In the four years that remained of her short life, Kateri’s routine was one of work, prayer and penance, the latter sometimes excessive, sleeping on thorns, burning herself in solidarity with the victims of torture, eating little. These were moderated by her spiritual director, the Jesuit Father Chauchetière, and Kateri submitted to his obedience, which in the main is always better than sacrifice.

Her reputation as a saint grew during her own brief lifetime, and when she died peacefully on the 17th day of April, which was also Holy Wednesday in 1680, miracles began at once, beginning with herself: Witnesses relate that her scarred, swollen face within minutes of her death became smooth and beautiful; people saw visions of her on her way to paradise, and she continues her work from heaven, a Canadian version of Saint Therése (who died at the same age, 24, along with Pier Giorgio Frassati, now that I think of it, all of whom went their true homeland ‘straight as an arrow’, as was the explicit desire of the Carmelite of Lisieux; after all, why dally?).

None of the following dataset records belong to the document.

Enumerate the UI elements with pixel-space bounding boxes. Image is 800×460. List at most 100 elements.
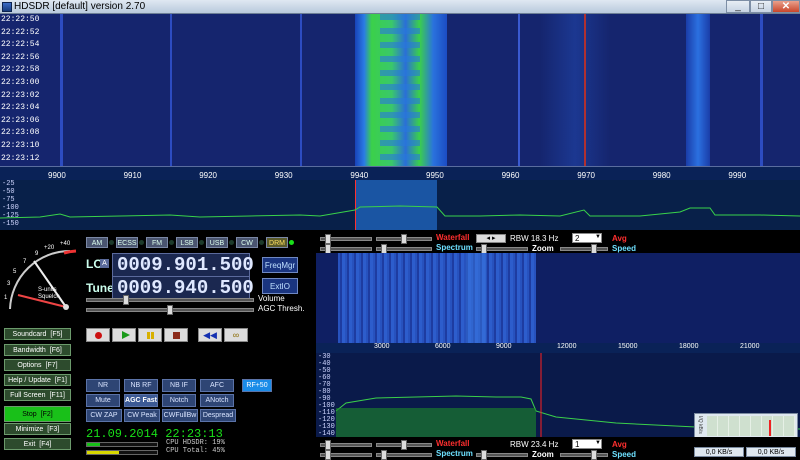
af-speed-slider[interactable]: [560, 450, 608, 460]
io-rate-panel: I/Q kB/s: [694, 413, 798, 437]
mode-buttons: AM ECSS FM LSB USB CW DRM: [86, 237, 306, 249]
loop-button[interactable]: ∞: [224, 328, 248, 342]
side-button-options[interactable]: Options [F7]: [4, 359, 71, 371]
time-label: 22:22:56: [1, 52, 40, 62]
dsp-button-nb-rf[interactable]: NB RF: [124, 379, 158, 392]
time-label: 22:22:50: [1, 15, 40, 24]
af-frequency-tick: 21000: [740, 343, 760, 350]
dsp-button-afc[interactable]: AFC: [200, 379, 234, 392]
rf-display-controls: Waterfall Spectrum ◂ ▸ RBW 18.3 Hz 2 ▼ Av…: [316, 231, 800, 254]
window-title: HDSDR [default] version 2.70: [14, 1, 146, 12]
s-scale-5: 5: [13, 269, 17, 275]
af-waterfall-slider-2[interactable]: [376, 440, 432, 450]
af-spectrum-slider-2[interactable]: [376, 450, 432, 460]
mode-button-drm[interactable]: DRM: [266, 237, 288, 248]
s-scale-7: 7: [23, 259, 27, 265]
side-button-exit[interactable]: Exit [F4]: [4, 438, 71, 450]
mode-indicator-icon: [109, 240, 114, 245]
record-icon: [95, 332, 102, 339]
af-frequency-tick: 15000: [618, 343, 638, 350]
dsp-button-nb-if[interactable]: NB IF: [162, 379, 196, 392]
close-window-button[interactable]: ✕: [772, 0, 800, 13]
side-button-key: [F4]: [39, 441, 52, 448]
main-spectrum[interactable]: -25 -50 -75 -100 -125 -150: [0, 180, 800, 230]
time-label: 22:23:10: [1, 141, 40, 150]
mode-button-cw[interactable]: CW: [236, 237, 258, 248]
time-label: 22:22:54: [1, 40, 40, 50]
side-button-label: Help / Update: [8, 377, 51, 384]
mode-indicator-icon: [289, 240, 294, 245]
rbw-arrows[interactable]: ◂ ▸: [476, 234, 506, 243]
af-spectrum[interactable]: -30 -40 -50 -60 -70 -80 -90 -100 -110 -120 -130 -14…: [316, 353, 800, 437]
side-button-bandwidth[interactable]: Bandwidth [F6]: [4, 344, 71, 356]
s-scale-40: +40: [60, 241, 71, 247]
af-waterfall-slider-1[interactable]: [320, 440, 372, 450]
side-button-label: Full Screen: [10, 392, 46, 399]
loop-icon: ∞: [232, 330, 240, 340]
rf-waterfall-slider-1[interactable]: [320, 234, 372, 244]
dsp-button-rf-50[interactable]: RF+50: [242, 379, 272, 392]
mode-button-usb[interactable]: USB: [206, 237, 228, 248]
mode-button-lsb[interactable]: LSB: [176, 237, 198, 248]
lo-frequency[interactable]: 0009.901.500: [112, 253, 254, 277]
pause-button[interactable]: [138, 328, 162, 342]
dsp-button-cw-zap[interactable]: CW ZAP: [86, 409, 122, 422]
maximize-window-button[interactable]: □: [750, 0, 772, 13]
rf-rbw-select[interactable]: 2 ▼: [572, 233, 602, 243]
dsp-button-nr[interactable]: NR: [86, 379, 120, 392]
af-spectrum-slider-1[interactable]: [320, 450, 372, 460]
side-button-help-update[interactable]: Help / Update [F1]: [4, 374, 71, 386]
minimize-window-button[interactable]: _: [726, 0, 750, 13]
rf-rbw-label: RBW 18.3 Hz: [510, 234, 559, 243]
dsp-button-cw-peak[interactable]: CW Peak: [124, 409, 160, 422]
dsp-button-anotch[interactable]: ANotch: [200, 394, 234, 407]
side-button-minimize[interactable]: Minimize [F3]: [4, 423, 71, 435]
mode-indicator-icon: [259, 240, 264, 245]
rf-zoom-slider[interactable]: [476, 244, 528, 254]
pause-icon: [147, 332, 154, 339]
rf-spectrum-slider-1[interactable]: [320, 244, 372, 254]
play-button[interactable]: [112, 328, 136, 342]
tune-frequency[interactable]: 0009.940.500: [112, 276, 254, 300]
side-button-full-screen[interactable]: Full Screen [F11]: [4, 389, 71, 401]
db-label: -75: [2, 196, 15, 204]
dsp-button-cwfullbw[interactable]: CWFullBw: [162, 409, 198, 422]
dsp-button-despread[interactable]: Despread: [200, 409, 236, 422]
s-meter-label: S-units: [38, 287, 57, 293]
mode-button-ecss[interactable]: ECSS: [116, 237, 138, 248]
agc-threshold-slider[interactable]: [86, 305, 254, 315]
main-waterfall[interactable]: [0, 14, 800, 166]
dsp-button-notch[interactable]: Notch: [162, 394, 196, 407]
time-label: 22:23:06: [1, 115, 40, 125]
side-button-stop[interactable]: Stop [F2]: [4, 406, 71, 422]
side-button-key: [F6]: [49, 347, 62, 354]
af-frequency-tick: 9000: [496, 343, 512, 350]
record-button[interactable]: [86, 328, 110, 342]
mode-button-am[interactable]: AM: [86, 237, 108, 248]
af-zoom-slider[interactable]: [476, 450, 528, 460]
extio-button[interactable]: ExtIO: [262, 278, 298, 294]
side-button-label: Stop: [22, 411, 37, 418]
freqmgr-button[interactable]: FreqMgr: [262, 257, 298, 273]
tune-label: Tune: [86, 281, 114, 295]
rf-speed-slider[interactable]: [560, 244, 608, 254]
af-waterfall[interactable]: [316, 253, 800, 343]
time-label: 22:23:04: [1, 103, 40, 113]
rewind-button[interactable]: ◀◀: [198, 328, 222, 342]
stop-playback-button[interactable]: [164, 328, 188, 342]
dsp-button-mute[interactable]: Mute: [86, 394, 120, 407]
volume-slider[interactable]: [86, 295, 254, 305]
lo-a-button[interactable]: A: [100, 259, 109, 268]
dsp-button-agc-fast[interactable]: AGC Fast: [124, 394, 158, 407]
side-button-soundcard[interactable]: Soundcard [F5]: [4, 328, 71, 340]
frequency-tick: 9990: [728, 171, 747, 180]
frequency-tick: 9910: [123, 171, 142, 180]
frequency-scale[interactable]: 9900 9910 9920 9930 9940 9950 9960 9970 9980 9990: [0, 166, 800, 180]
rf-spectrum-slider-2[interactable]: [376, 244, 432, 254]
rf-waterfall-slider-2[interactable]: [376, 234, 432, 244]
af-rbw-select[interactable]: 1 ▼: [572, 439, 602, 449]
mode-button-fm[interactable]: FM: [146, 237, 168, 248]
af-display-controls: Waterfall Spectrum RBW 23.4 Hz 1 ▼ Avg Zo…: [316, 437, 800, 460]
rewind-icon: ◀◀: [203, 330, 217, 340]
af-frequency-tick: 12000: [557, 343, 577, 350]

Saint Kateri body’s lies encased in a sarcophagus in St. Francis Xavier Jesuit mission church on Kahnawake, the reservation on the outskirts of Montreal, near the spot where she went to eternity, and where Kateri’s Jesuit spiritual director had built a small chapel soon after her death.

Saint Kateri is now one of Canada’s spiritual bodyguards (God does not much consider physical strength), and we need all the protecting we can get, as the Evil One prowls around looking for souls to devour: Not least, Kateri’s example of purity is an antidote to our immersion in sexual deviance of various varieties, now foisted upon most of our children through Kathleen Wynne’s pornographic and scandalous ‘sex-ed’ program, beginning at the very dawn of reason and innocence. Might as well corrupt the bud in its infancy, as the Devil might reason; after all, as the Evil One also thinks, why wait?

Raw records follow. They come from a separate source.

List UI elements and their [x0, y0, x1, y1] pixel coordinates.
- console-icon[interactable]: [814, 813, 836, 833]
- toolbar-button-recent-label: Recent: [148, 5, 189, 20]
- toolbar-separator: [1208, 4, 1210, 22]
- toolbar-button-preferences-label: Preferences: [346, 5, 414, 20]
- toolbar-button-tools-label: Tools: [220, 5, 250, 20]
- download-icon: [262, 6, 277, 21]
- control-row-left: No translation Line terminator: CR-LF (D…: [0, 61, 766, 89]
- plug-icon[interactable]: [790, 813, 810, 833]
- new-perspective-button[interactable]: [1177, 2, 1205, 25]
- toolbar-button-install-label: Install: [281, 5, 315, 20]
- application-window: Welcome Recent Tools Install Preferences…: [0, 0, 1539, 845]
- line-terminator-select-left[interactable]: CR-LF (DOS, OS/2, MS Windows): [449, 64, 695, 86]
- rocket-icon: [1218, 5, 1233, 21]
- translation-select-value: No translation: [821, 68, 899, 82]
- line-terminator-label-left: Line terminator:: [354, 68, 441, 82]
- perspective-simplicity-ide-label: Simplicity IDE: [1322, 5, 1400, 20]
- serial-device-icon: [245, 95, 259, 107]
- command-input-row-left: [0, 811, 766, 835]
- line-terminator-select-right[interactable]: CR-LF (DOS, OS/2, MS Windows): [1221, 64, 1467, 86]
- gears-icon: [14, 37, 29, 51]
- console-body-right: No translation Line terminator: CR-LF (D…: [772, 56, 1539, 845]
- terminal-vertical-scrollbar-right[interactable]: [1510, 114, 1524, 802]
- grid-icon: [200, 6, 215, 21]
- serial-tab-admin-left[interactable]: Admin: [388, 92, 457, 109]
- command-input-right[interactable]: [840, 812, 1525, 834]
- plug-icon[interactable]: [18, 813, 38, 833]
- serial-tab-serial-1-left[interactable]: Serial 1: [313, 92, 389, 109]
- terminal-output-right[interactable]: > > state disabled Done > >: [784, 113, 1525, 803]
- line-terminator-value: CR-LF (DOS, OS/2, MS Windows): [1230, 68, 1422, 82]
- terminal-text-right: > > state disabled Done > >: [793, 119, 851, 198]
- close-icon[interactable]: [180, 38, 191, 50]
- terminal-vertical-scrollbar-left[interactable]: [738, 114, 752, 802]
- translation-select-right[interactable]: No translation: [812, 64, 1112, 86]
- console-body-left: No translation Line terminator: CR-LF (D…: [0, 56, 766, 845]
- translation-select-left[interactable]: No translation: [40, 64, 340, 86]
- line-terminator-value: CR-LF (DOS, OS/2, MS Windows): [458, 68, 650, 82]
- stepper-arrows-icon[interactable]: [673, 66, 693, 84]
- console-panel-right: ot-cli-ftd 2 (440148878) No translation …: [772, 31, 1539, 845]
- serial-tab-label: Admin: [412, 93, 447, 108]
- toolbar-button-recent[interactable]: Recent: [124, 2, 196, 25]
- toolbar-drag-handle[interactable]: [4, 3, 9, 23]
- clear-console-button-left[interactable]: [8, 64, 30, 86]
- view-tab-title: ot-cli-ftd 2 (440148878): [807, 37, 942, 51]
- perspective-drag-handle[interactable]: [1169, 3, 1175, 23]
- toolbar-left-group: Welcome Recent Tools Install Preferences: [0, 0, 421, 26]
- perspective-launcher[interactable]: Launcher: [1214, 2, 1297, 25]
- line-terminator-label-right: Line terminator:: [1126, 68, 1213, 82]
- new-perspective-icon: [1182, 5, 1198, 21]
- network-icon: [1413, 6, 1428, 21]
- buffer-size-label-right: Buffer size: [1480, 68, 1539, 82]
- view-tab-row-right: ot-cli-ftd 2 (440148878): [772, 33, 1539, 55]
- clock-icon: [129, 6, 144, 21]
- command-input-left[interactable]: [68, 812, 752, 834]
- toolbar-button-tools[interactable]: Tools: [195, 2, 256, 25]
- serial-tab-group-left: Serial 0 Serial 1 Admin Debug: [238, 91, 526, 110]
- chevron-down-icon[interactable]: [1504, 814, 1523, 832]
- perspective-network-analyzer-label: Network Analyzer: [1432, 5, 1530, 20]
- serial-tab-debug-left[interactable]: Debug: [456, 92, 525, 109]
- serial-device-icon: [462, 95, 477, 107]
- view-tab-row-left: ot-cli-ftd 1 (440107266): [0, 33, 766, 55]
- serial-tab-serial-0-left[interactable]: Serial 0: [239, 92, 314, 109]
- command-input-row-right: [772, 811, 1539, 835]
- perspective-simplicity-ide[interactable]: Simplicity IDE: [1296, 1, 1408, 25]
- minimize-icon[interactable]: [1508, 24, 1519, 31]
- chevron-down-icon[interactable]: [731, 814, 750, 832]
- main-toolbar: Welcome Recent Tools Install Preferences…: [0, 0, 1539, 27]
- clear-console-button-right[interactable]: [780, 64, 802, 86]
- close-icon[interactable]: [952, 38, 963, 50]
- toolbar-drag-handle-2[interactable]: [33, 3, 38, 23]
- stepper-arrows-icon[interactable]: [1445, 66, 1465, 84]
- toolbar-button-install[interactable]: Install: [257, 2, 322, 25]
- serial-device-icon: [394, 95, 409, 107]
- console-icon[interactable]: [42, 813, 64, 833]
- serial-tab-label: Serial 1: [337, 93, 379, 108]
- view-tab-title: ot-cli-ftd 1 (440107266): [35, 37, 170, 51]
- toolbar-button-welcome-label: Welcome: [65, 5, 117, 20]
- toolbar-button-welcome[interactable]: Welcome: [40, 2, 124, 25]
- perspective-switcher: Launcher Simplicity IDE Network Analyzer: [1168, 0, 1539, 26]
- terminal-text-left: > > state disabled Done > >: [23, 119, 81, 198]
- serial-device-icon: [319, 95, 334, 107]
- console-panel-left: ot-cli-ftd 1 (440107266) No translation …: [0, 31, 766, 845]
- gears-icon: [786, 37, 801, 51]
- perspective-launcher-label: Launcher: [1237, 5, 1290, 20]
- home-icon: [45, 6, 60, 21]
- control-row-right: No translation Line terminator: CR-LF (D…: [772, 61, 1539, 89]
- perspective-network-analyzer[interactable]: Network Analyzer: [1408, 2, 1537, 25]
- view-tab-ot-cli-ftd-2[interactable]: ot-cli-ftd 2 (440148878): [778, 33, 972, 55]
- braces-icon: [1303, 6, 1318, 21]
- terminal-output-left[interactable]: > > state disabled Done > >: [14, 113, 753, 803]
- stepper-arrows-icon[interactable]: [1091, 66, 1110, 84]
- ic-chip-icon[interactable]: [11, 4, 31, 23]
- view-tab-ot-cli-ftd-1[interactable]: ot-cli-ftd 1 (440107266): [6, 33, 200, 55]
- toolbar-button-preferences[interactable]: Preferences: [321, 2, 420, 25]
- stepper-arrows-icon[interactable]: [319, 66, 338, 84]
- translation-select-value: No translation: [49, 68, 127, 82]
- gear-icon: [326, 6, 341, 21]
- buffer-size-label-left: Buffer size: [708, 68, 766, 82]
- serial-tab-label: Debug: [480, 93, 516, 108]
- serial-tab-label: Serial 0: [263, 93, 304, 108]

Saint Thomas was well aware that there’s nothing like lust to numb and blind the mind to the truth. We are awash in sexual malfeasance and its vitiating effects, so many consciences deadened, the lamp of the soul cold and dark.

Of course, there for the grace of God go each one of us; but to be aware of the evil is the first, and most fundamental, part of the battle; as Pius XII warned, the greatest sin of our century is the loss of the sense of sin. Yet, even the mention of ‘sins of lust’ in these environs, to say nothing of a young person’s intent to remain ‘pure, chaste and virgin’, would be to invite a mocking snicker, if not an outright rebuke, as Kateri herself experienced in her own pagan and libidinous culture (but which had nothing on us). One must think long beforehand before sending one’s children into the moral quagmire that public education has become.

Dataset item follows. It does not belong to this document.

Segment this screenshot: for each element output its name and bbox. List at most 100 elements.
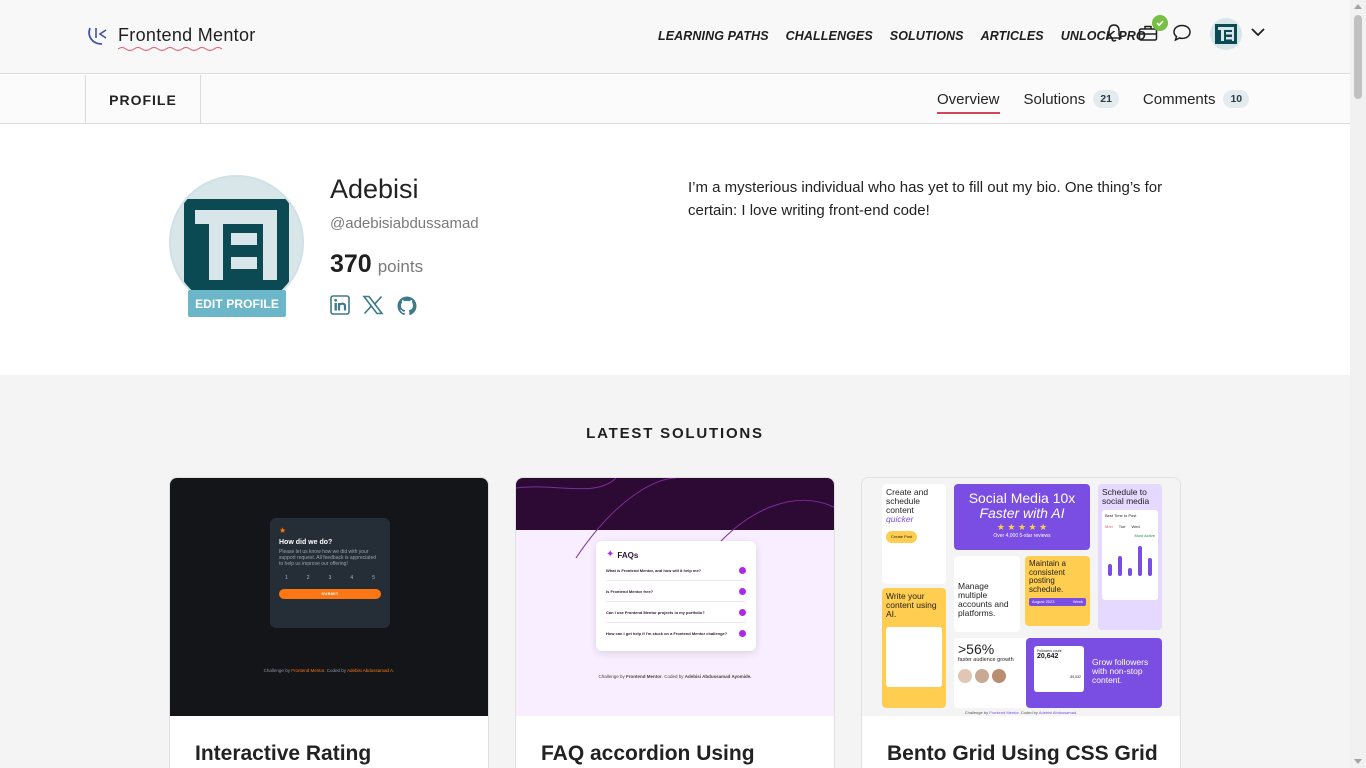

As Pope John Paul declared, the trivialization of sexuality is at the root of the hecatomb of abortion. Even in her early ‘pagan’ days, Kateri saw impurity as a great evil, the gateway to other greater evils, and perhaps her penance was in prophetic reparation what Canada would become, now immersed in transgender ideology. The body is not a tool to be used for our hedonistic pleasure or to use-and-mutilate-at-will, then discarded when the party’s over and things begin to sag, but rather the very temple of the Holy Spirit, the visible and tangible expression of our souls which, as body-soul ‘persons’, display the very image of the Trinitarian God.

All that the same God asks of us is that we strive to live lives of virtue, and avoid the wages of sin, which in a mysterious way sow the seeds of corruption for eternity.

In this joyful season of Easter, we can look forward to the day when, like Saint Kateri, we receive this body back at the end of time, free of any spot, wrinkle or smallpox scar, youthful and glorious, and hopefully, like her, bring many with us.

Saint Kateri Tekakwitha, ora pro nobis!